The Buffs weren’t bad, but they just weren’t good enough, as they finished as national runner up for the third year in a row.

DU claimed its NCAA-record 24th all-time championship in skiing with 604 points – the most since the current scoring format was adopted in 2014. CU finished second with 563 points, which is its best total in the last five years.

“We came here to win and we didn’t make it, so we can’t be happy right now,” CU freshman Alvar Alev said.

Alev certainly did his part Saturday, finishing as runner-up in the men’s Nordic freestyle race to earn first-team all-American honors.

It was a great comeback or Alev, who finished 31st in the classical race on Thursday. After a strong start to that race, Alev said he’s not sure if he went through dehydration or heat stroke, but his body struggled to get to the finish line.

On Saturday, he didn’t have any issues, as he finished the 20K race in 54 minutes, 23 seconds, just two seconds behind Northern Michigan’s Ian Torchia.

“Today I felt good,” he said. “After Thursday I was really disappointed. Today, I felt like I was ready to win. Unfortunately, I didn’t make it, but at least I gave it a try. Second, that was good. Like I said, we didn’t win as a team, so that’s like a small prize for me.”

Petter Reistad (ninth) and Sondre Bollum (10th) both earned second-team all-American honors for the Buffs, putting all three of their men’s Nordic skiers into the top 10. DU, however, had all three of its racers in the top seven and increased its lead.

In the women’s 15K freestyle race, all three Buffs finished in the top 11, led by Petra Hyncicova’s sixth-place finish. She and Christina Rolandsen (seventh) earned second-team all-American honors, while Anne Siri Lervik was 11th.

Dartmouth’s Katharine Ogden won the 15K freestyle title to go with the 5K classical championship she won Thursday.

For Hyncicova, it was a disappointing finish to what has been an otherwise great winter.

She won both Nordic titles a year ago and then placed top two in five of her first six races for the Buffs this season. Hyncicova then took time away from the Buffs to ski for her native Czech Republic in the Winter Olympics.

This week’s NCAA championships was Hyncicova’s first competition since the Olympics and she was sixth in both Nordic races.

“I feel really tired and I’m happy this season is over because it was a lot,” she said. “I enjoyed every bit of it and I was trying to do everything here at the NCAA, but I guess I didn’t have that much energy left. It was a great winter and a great season.

“I wish I would be on the podium (top three) and made more points for the team, because we really deserved to win this year because we are a great team. We just needed all of us to do well and we kind of missed some good luck this week.”

The Buffs, overall, did do well, but had to tip their caps to DU.

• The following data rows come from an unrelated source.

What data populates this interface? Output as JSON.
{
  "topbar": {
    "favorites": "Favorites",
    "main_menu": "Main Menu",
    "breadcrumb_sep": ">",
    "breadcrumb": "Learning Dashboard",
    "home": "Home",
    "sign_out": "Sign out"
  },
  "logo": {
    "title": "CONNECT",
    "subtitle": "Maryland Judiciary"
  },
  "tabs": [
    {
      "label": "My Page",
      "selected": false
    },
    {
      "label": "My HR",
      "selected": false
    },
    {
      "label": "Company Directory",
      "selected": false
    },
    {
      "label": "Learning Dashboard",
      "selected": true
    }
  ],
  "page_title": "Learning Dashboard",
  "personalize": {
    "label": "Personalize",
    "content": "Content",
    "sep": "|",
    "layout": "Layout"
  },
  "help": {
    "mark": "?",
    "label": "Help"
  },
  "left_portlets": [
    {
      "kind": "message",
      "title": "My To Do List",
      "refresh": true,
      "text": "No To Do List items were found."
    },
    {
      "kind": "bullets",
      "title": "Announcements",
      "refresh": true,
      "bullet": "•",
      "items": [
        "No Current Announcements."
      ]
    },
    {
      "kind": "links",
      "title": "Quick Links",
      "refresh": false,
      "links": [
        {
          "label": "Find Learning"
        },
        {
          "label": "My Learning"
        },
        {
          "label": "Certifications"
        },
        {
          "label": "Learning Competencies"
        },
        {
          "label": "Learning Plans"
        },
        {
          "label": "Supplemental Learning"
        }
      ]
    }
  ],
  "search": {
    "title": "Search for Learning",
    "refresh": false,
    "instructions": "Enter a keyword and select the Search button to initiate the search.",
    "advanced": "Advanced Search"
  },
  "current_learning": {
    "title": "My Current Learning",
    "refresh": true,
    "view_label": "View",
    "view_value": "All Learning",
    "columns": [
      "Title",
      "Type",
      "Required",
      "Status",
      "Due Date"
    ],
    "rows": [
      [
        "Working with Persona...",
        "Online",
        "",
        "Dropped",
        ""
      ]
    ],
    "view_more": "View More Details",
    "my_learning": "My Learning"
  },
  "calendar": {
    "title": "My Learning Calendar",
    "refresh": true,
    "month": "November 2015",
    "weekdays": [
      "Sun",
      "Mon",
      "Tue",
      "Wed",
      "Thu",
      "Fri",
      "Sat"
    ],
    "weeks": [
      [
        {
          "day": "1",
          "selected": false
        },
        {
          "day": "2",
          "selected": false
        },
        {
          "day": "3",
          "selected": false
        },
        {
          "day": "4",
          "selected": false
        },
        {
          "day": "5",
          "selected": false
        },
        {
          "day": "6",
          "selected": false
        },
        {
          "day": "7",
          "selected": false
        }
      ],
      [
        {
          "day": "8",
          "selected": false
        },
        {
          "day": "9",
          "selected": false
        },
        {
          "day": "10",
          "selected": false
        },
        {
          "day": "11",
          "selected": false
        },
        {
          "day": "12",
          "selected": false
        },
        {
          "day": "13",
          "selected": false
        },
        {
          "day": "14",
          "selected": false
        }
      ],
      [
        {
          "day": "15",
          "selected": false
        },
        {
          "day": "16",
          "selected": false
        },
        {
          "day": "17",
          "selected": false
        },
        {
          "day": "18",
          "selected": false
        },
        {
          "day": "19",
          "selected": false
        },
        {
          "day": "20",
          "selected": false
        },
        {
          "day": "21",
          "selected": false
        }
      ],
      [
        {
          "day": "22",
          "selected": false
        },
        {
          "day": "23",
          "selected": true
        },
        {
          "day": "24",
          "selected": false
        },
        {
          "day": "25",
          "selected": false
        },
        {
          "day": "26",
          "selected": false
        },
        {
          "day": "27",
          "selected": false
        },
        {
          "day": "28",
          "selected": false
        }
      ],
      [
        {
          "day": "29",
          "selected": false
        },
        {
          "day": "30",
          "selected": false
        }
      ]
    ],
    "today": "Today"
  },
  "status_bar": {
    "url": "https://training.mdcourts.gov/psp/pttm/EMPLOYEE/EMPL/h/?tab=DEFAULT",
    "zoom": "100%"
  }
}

“It’s a little bit disappointing because we were still hoping before the last race that we could make it, but we have to admit, DU, they were better than us,” Hyncicova said.

The Pioneers were the top scoring team in both alpine (299) and Nordic (305).

“Yeah, they definitely deserved it, no doubt,” Alev said. “They had all the good events and we had some issues, like me on Thursday. They definitely deserved it.”

In the 36 years since NCAA skiing went coed, this is the 16th time CU has finished first or second. The Buffs are second to DU with 19 championships, the most recent in 2015.